A reboot of the classic game Tomb Raider, Lara Croft is on her first adventure following her father’s footsteps, unbeknownst to her, as a tomb raider. The myth of a death queen, Himiko, turns into reality when her father goes missing and Lara refuses to accept his death. She stumbles upon a series of clues and hidden artefacts that take her to an island off the coast of Japan, and the sinister ongoings of a global corporation – Trinity, with a face off to see who the ultimate Tomb Raider will be.
I enjoyed this Tomb Raider, and I believe most people will too. It’s definitely in the category of mind-numbing entertainment with not much more happening at a deeper level. Sometimes we need these types of films. Buy or rent the DVD, make yourself some popcorn, pour a large coke – and let the world pass you by while you are transported into the world of another’s.
Let’s do a bit of a checklist to see why you should give this a watch:
- Script and storyline? Not bad. Check.
- Acting: Believable. Check.
- Action and Entertainment value: Great. Check.
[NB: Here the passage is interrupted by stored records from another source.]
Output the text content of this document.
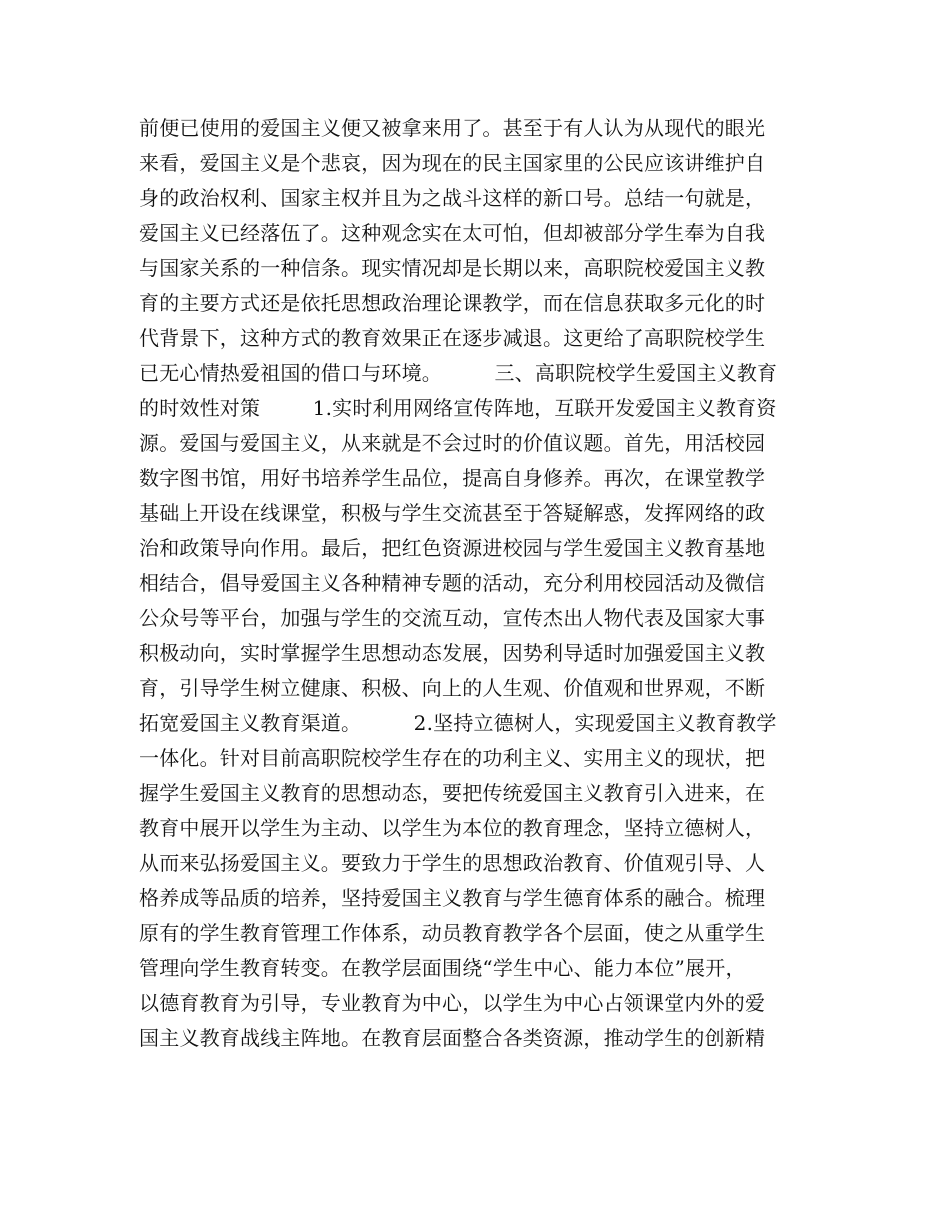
前便已使用的爱国主义便又被拿来用了。甚至于有人认为从现代的眼光
来看，爱国主义是个悲哀，因为现在的民主国家里的公民应该讲维护自
身的政治权利、国家主权并且为之战斗这样的新口号。总结一句就是，
爱国主义已经落伍了。这种观念实在太可怕，但却被部分学生奉为自我
与国家关系的一种信条。现实情况却是长期以来，高职院校爱国主义教
育的主要方式还是依托思想政治理论课教学，而在信息获取多元化的时
代背景下，这种方式的教育效果正在逐步减退。这更给了高职院校学生
已无心情热爱祖国的借口与环境。        三、高职院校学生爱国主义教育
的时效性对策        1.实时利用网络宣传阵地，互联开发爱国主义教育资
源。爱国与爱国主义，从来就是不会过时的价值议题。首先，用活校园
数字图书馆，用好书培养学生品位，提高自身修养。再次，在课堂教学
基础上开设在线课堂，积极与学生交流甚至于答疑解惑，发挥网络的政
治和政策导向作用。最后，把红色资源进校园与学生爱国主义教育基地
相结合，倡导爱国主义各种精神专题的活动，充分利用校园活动及微信
公众号等平台，加强与学生的交流互动，宣传杰出人物代表及国家大事
积极动向，实时掌握学生思想动态发展，因势利导适时加强爱国主义教
育，引导学生树立健康、积极、向上的人生观、价值观和世界观，不断
拓宽爱国主义教育渠道。        2.坚持立德树人，实现爱国主义教育教学
一体化。针对目前高职院校学生存在的功利主义、实用主义的现状，把
握学生爱国主义教育的思想动态，要把传统爱国主义教育引入进来，在
教育中展开以学生为主动、以学生为本位的教育理念，坚持立德树人，
从而来弘扬爱国主义。要致力于学生的思想政治教育、价值观引导、人
格养成等品质的培养，坚持爱国主义教育与学生德育体系的融合。梳理
原有的学生教育管理工作体系，动员教育教学各个层面，使之从重学生
管理向学生教育转变。在教学层面围绕“学生中心、能力本位”展开，
以德育教育为引导，专业教育为中心，以学生为中心占领课堂内外的爱
国主义教育战线主阵地。在教育层面整合各类资源，推动学生的创新精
- All in all. Not a bad night in.
I’m sure by now you have guessed I was saving some comments for this section. After seeing the making of the film (also featured on the DVD release), I understand why my expectation of Lara Croft’s character should have been readjusted. At first, she immediately comes off as weak and well, beatable. Not a heroine of a story at all. Seeing that this was a true origin story, I understand now that there needs to be growth and struggle in a hero’s story for them to become who they are destined to become. But I still maintain, I needed more from the Lara I grew to love and know. It is after all, still a tool for buying into the sequels that are sure to follow, and I think they could have sold me more on her extraordinary-ness (if that’s a word). With me, it’s always about two things, casting and scripting. I can accept Alicia Vikander as someone who can hopefully soon give us the grit and strength of a Lara Croft, but with Walton Goggins who plays the villain, it is just something personal I have against his acting style. We just caught him in another villain role in Ant-Man and The Wasp, and again, he taints the big screen for me. Bygones.
THE CHERRY ON TOP
The DVD release features Tomb Raider: Uncovered, a look at the behind the scenes efforts to create the reboot of the franchise. Narratives by Director Roan Uthaug and Producer Graham King, explain the choice of taking the story back to the origin of Lara Croft’s identity and contextual background. Whereas previous films had already established the character and depended quite heavily on the popularity of the gaming character, this seeks to start a story a new, showing an authentic, believable side to her and Croft’s journey. A close up with all the film’s characters shows insight as to cast synergy and buy-in to a devotion to each character. Special mention to Franklin Henson, the film’s stunt coordinator, who had his work cut out for him. Where one wouldn’t say off hand that this was a difficult movie to make, this featurette reminds you of key scenes that were quite breathtaking and absolutely believable as great action sequences. What you won’t know is the film was shot in South Africa to achieve the balance of gritty and beautiful landscapes we get, to see recreating all the island (and Hong Kong which was recreated in the ports of Cape Town) scenes in Tomb Raider. And then of course, the main character (for me, anyway) – the tomb. Which is where all memories and nostalgia for gaming references comes to life. Greatly created and fun to explore.